Truth be told, Addison Road was always a pretty non-threatening presence on the Christian music scene because there wasn’t much that separated them for the pack, but Simmons seems intent on correcting that by showcasing another side of herself.

In fact, on the album’s confessional opening cut, “Where I Belong,” Simmons sings about finding her place in the world. “I, I am right where I belong/don’t have a place to call my own/’cause with you I’m right where I belong.”

Most of the time, the decidedly ambiguous nature of lyrics like the aforementioned can be left to the individual interpretation of the listener. Is it romantic?
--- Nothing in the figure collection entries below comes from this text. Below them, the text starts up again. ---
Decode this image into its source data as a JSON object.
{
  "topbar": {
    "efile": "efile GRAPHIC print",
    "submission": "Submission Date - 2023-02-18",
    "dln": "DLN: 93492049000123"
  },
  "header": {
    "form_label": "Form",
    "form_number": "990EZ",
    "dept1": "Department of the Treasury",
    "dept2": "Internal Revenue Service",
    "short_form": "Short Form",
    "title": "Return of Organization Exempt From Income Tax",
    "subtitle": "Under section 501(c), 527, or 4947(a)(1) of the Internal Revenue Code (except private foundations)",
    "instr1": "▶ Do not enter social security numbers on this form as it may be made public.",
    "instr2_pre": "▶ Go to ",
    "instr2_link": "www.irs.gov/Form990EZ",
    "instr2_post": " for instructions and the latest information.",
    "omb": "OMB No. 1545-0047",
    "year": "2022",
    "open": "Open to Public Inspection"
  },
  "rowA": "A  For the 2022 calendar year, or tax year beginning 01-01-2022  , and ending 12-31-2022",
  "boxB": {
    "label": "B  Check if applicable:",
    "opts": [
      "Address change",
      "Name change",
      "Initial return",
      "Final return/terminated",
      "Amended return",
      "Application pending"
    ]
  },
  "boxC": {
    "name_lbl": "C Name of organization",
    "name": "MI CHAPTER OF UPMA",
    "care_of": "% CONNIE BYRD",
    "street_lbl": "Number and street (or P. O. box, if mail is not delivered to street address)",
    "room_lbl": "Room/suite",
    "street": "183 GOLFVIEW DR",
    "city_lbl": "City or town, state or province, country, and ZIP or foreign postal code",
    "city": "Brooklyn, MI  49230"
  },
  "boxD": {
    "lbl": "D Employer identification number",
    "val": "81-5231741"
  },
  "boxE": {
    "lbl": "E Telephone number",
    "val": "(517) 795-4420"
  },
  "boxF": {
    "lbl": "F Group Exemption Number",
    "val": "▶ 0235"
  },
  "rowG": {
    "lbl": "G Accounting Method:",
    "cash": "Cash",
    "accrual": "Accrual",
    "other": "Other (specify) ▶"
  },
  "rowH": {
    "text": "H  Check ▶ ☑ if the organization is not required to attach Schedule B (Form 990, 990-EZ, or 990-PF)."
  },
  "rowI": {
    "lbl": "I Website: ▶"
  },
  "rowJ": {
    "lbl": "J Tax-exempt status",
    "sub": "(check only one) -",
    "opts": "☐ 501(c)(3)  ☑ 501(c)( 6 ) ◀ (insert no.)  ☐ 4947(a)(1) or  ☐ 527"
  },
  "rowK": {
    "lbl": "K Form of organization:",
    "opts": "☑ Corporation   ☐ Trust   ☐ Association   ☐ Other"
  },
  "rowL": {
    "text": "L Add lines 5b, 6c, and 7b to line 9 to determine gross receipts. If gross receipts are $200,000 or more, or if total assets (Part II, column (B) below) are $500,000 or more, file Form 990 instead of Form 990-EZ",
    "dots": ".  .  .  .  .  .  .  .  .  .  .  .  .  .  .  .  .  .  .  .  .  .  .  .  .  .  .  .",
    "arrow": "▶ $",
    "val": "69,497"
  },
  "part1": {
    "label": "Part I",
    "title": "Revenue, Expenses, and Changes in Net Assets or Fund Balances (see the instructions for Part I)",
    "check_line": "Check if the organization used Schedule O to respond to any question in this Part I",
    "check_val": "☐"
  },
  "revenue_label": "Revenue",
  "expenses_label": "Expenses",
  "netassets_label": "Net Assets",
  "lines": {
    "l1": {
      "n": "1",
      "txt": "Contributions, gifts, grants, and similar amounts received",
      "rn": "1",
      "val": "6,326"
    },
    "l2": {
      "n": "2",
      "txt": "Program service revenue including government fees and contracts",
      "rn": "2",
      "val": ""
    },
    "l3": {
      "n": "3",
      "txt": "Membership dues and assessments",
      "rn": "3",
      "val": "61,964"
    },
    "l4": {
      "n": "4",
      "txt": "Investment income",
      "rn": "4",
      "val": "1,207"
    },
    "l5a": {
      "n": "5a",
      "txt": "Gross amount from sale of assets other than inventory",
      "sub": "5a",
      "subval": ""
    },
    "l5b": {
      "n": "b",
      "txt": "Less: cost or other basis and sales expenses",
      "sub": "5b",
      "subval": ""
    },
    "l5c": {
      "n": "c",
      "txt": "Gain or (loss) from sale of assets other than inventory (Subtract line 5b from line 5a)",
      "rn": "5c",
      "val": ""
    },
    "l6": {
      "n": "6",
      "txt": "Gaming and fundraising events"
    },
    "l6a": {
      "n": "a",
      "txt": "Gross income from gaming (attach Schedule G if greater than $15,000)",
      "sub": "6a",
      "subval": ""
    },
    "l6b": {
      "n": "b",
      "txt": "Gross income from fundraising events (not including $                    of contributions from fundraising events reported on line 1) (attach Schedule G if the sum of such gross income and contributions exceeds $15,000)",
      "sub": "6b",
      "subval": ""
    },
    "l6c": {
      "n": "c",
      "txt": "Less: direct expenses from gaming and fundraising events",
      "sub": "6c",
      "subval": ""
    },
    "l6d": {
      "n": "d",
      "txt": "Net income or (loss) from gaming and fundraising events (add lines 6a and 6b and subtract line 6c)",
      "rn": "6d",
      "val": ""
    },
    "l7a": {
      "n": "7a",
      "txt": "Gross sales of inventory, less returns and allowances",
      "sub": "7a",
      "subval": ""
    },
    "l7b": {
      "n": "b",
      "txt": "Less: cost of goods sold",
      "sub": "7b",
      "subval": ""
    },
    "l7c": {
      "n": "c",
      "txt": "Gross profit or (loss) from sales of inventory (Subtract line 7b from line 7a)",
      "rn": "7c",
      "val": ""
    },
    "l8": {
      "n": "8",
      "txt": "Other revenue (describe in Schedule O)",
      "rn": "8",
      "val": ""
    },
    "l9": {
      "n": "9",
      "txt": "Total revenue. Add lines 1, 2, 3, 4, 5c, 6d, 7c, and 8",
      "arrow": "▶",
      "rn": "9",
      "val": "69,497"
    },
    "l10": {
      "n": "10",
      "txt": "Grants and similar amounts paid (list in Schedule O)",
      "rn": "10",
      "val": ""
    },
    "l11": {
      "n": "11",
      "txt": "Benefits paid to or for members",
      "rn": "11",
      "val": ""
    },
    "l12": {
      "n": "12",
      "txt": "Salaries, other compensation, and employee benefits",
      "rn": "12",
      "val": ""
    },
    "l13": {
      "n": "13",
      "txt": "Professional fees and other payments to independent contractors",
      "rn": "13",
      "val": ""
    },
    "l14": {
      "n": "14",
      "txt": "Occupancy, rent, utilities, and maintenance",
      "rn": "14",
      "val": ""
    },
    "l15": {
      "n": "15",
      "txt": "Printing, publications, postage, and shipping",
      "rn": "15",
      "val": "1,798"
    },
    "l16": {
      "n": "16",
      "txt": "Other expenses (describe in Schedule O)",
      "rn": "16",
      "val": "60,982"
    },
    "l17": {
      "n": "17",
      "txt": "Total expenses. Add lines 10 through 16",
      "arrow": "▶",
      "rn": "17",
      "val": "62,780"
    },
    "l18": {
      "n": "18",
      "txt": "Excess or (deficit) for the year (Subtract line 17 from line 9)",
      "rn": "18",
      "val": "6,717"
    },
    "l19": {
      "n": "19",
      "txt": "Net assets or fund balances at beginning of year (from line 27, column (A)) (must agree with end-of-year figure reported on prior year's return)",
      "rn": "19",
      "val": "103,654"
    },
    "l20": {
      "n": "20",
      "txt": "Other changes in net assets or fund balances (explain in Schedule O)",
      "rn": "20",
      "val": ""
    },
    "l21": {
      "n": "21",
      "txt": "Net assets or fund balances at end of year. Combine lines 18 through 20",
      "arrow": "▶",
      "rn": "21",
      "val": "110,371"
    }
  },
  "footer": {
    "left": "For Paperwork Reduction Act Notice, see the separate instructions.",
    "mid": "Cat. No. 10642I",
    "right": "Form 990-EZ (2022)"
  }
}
Is it about God? What is she saying? But the impassioned way that Simmons sings these words helps make things abundantly clear—she’s been on a journey, and she’s willing to share a little about it with you.

Like her singer/songwriter contemporaries (think: somewhere between Norah Jones and Taylor Swift), it’s clear that art imitates like for Simmons. Whether it’s a shamelessly happy ditty like “This I Know” or the plaintive worship of “Broken Hallelujah,” her songs have a diary-like quality without being cloyingly juvenile.

Embracing a positive outlook on life that’s anchored by a strong faith, Simmons offers plenty from a musical perspective as well. Sure, it all falls under the category of “pop” that’s unapologetically radio-friendly in nature, but thankfully, not every song sounds the same.

If anything, it’s The Becoming’s most stripped down moments that shine the brightest—proof positive that you don’t always need all the bells and whistles to make a big impact.